Tony Romo’s famed crystal ball must have been a bit cloudy when he peered into it in July. The former Cowboys quarterback, now known for his prescient color commentary, predicted the Green Bay Packers and Jacksonville Jaguars would meet in Atlanta for Super Bowl LIII.
Neither team even made the playoffs, but in fairness to Romo, he was far from the only NFL analyst who whiffed on their preseason picks.
Locally, three of seven Boston Globe writers — Dan Shaughnessy, Nora Princiotti, and Jim McBride — thought the Patriots would reach the Feb. 3 decider. Shaughnessy predicted a rematch of Super Bowl LI with a different outcome this time around: “The Falcons beat New England, 42-3. Arthur Blank makes rings with 423 diamonds.”
McBride picked the Patriots over the Saints in a “battle for the ages.”
“Tom Brady outduels fellow 40-something Drew Brees to seize his legacy-sealing sixth Super Bowl,” he wrote. “Tom vs. Time? I’ll take Tom, thanks.”
Four of five Boston Herald scribes selected New England as the AFC representative to the season’s final game. One of them, Steve Buckley, forecasted a Patriots victory — over Jimmy Garoppolo and the San Francisco 49ers.
“The Ghost of Super Bowls Past bests the Ghost of Super Bowls Future in an epic Super Bowl of the present,” Buckley wrote.
On a national level, plenty of pundits picked the Patriots to return to the Super Bowl after losing to the Eagles last season. But there were also those who thought this would be the year cracks in the Patriots’ foundation brought the whole house down.
Seven of 21 writers at NFL.com predicted New England would still be in season in February. David Carr correctly named both the Patriots and the Los Angeles Rams, adding the Rams would win as “Sean McVay proceeds to out-scheme Bill Belichick for his first Lombardi.”
Only Jeremy Bergman saw a Super Bowl victory in the Patriots’ future. He believed New England would eke out its sixth title by utitlizing a thousand-papercuts attack, with running back Rex Burkhead claiming the MVP award.
“The more things change, the more they stay the same,” he wrote.

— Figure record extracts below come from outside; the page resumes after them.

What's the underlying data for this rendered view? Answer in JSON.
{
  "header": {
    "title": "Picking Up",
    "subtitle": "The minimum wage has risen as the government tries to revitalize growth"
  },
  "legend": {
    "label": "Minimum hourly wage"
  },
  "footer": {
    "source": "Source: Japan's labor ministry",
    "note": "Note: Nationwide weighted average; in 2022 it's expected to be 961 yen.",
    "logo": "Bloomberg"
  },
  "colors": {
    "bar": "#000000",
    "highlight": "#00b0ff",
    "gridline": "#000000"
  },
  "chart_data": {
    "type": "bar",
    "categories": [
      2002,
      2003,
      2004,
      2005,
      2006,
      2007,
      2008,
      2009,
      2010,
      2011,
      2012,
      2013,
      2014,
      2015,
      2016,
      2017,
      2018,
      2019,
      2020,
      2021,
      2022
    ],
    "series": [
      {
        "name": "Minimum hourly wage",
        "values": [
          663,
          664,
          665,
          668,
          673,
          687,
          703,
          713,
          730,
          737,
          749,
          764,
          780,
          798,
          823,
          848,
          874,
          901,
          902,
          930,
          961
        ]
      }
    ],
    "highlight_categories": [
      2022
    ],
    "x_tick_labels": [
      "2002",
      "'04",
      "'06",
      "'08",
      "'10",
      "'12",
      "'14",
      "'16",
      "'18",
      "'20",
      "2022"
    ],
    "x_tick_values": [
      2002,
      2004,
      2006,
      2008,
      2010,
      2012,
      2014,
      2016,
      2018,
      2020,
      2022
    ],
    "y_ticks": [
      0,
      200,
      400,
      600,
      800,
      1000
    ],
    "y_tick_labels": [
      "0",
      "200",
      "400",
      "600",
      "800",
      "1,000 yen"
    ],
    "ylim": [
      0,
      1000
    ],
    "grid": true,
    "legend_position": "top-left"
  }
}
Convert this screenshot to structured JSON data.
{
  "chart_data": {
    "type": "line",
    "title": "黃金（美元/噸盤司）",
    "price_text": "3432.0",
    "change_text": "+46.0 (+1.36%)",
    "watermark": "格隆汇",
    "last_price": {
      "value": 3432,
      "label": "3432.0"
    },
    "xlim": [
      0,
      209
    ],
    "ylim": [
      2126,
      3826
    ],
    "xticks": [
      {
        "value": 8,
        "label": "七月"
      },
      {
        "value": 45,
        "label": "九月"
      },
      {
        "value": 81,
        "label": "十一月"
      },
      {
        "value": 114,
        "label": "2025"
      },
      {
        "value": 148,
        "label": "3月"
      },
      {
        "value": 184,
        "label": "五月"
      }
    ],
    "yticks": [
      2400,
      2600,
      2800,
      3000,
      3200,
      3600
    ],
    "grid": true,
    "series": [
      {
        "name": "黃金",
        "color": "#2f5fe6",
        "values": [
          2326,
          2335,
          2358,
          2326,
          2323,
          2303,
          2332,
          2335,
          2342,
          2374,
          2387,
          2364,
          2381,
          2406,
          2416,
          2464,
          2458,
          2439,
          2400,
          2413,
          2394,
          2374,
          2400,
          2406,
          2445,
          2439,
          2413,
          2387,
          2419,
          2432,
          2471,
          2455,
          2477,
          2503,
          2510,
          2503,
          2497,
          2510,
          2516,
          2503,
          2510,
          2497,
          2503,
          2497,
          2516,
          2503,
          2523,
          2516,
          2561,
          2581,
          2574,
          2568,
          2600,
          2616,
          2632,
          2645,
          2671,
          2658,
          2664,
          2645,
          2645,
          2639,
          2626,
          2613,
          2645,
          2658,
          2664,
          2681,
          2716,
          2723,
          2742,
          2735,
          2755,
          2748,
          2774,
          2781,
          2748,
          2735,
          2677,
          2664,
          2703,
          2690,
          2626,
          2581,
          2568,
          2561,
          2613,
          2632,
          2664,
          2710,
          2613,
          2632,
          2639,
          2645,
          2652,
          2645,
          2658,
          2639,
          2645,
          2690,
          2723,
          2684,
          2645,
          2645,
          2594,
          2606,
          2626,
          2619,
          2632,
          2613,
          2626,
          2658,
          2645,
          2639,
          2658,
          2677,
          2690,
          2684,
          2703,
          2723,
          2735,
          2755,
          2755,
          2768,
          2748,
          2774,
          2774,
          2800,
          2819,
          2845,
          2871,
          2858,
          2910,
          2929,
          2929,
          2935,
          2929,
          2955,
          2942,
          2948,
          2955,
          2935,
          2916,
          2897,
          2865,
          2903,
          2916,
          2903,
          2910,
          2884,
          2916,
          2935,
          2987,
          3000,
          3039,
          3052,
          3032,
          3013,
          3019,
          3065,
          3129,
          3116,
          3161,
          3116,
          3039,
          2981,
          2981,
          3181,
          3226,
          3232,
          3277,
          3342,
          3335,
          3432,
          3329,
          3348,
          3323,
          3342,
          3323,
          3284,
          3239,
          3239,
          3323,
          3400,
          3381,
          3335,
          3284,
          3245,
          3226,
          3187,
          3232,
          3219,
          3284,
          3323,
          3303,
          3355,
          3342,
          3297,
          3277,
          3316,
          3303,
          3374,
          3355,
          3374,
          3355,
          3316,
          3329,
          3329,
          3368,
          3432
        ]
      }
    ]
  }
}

For Sports Illustrated, six of 15 writers picked the Patriots to make the Super Bowl. Ben Baskin and Jenny Vrentas were the only two who thought they’d come out on top.
“I’ll stop picking the Patriots when Tom Brady and Bill Belichick are no longer there—it’s as simple as that,” Baskin offered as explanation.
Their colleague Mark Mravic did not share that rosy outlook for New England. He foretold a first-round exit against the Houston Texans for Brady and Co.
“It has to end sometime for the Patriots, right?” Mravic asked. “This season will signal the beginning of the decline of the Brady-Belichick dynasty. No matter how brilliant, Belichick can’t continue to patch together championship-caliber teams out of thin air.”
“The behind-the-scenes cracks began to show last season, and those will play out on the field this year. New England should still win a weak division (though look for the Jets to push them), but will exit the playoffs early, to serious questions about what the future holds for the game’s greatest quarterback and greatest coach.”
Longtime Sports Illustrated writer Peter King, now with NBC Sports, nailed the Super Bowl matchup. He noted it was only the second time in 35 years covering the NFL he’s gotten the pairing right. Patriots fans will be hoping his accuracy returns to normal when it comes to the final result.
“My Super Bowl pick — which annually stinks — is a combo platter of the old and the new,” King wrote. “I’m going all-in on the franchise that last won a playoff game with Marc Bulger under center. Super Bowl 53, Atlanta, Feb. 3, 2019: Los Angeles Rams 29, New England 20.”